NVIDIA / DCGM

NVIDIA Data Center GPU Manager (DCGM) is a project for gathering telemetry and measuring the health of NVIDIA GPUs
Apache License 2.0
373 stars 49 forks source link

Multi host fixes #111

Closed dmonakhov closed 10 months ago

dmonakhov commented 11 months ago

PR https://github.com/NVIDIA/DCGM/pull/110 introduce multi-host/health_check.py sample, but code merged is broken in many places, original issue https://github.com/NVIDIA/DCGM/issues/109

dmonakhov commented 11 months ago

@dbeer ping, What do you think about my statement above? IMHO we should use large buffers by default in order measure actual bandwidth, not mixes case , so --min-alg-bandwidth and --min-bandwidth will have reasonable limits.

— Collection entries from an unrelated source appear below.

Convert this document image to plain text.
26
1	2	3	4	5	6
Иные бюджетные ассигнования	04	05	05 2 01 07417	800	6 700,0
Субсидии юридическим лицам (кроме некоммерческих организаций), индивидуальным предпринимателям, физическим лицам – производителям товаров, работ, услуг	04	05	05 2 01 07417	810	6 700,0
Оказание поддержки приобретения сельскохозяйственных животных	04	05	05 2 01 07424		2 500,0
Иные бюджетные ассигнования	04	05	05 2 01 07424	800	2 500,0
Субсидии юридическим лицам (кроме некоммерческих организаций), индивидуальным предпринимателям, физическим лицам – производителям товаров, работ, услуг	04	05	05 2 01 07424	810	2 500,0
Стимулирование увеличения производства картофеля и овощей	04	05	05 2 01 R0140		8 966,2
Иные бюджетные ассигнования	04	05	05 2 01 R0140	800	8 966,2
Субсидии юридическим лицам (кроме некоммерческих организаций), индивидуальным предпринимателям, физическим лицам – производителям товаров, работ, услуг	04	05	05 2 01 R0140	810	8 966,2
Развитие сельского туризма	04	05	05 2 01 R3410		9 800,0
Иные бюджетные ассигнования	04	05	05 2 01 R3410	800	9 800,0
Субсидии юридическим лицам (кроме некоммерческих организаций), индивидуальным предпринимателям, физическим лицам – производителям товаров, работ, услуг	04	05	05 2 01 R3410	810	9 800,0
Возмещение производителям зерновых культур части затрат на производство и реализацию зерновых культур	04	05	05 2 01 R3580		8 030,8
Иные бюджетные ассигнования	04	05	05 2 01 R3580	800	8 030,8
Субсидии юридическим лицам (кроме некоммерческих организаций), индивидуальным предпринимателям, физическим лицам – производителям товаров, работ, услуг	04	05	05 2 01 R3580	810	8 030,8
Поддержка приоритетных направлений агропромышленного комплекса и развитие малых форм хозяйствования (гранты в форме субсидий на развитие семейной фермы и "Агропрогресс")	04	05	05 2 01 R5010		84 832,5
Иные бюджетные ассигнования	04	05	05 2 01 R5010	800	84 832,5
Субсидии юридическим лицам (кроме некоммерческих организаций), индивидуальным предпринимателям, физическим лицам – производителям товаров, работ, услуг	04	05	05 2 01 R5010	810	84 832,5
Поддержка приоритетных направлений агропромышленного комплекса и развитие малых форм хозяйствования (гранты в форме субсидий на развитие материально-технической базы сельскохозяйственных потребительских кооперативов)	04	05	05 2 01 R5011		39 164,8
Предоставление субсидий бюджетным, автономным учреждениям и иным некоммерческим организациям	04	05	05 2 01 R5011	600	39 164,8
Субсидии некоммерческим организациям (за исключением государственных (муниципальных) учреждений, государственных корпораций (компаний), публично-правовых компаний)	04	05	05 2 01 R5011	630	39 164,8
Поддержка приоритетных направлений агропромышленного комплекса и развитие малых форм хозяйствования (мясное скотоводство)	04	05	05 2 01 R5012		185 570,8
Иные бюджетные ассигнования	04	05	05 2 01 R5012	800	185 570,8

dbeer commented 10 months ago

Thank you for the MR! Everything looks good now, but we just need you to sign your work. Can you do that for us? https://github.com/NVIDIA/DCGM/blob/master/docs/contributing.md#signing-your-work

dmonakhov commented 10 months ago

@dbeer Ping, I've added signoff as you request, please merge if no questions left

dbeer commented 10 months ago

Sorry, I didn't get a notification when you signed the MR. Thank you!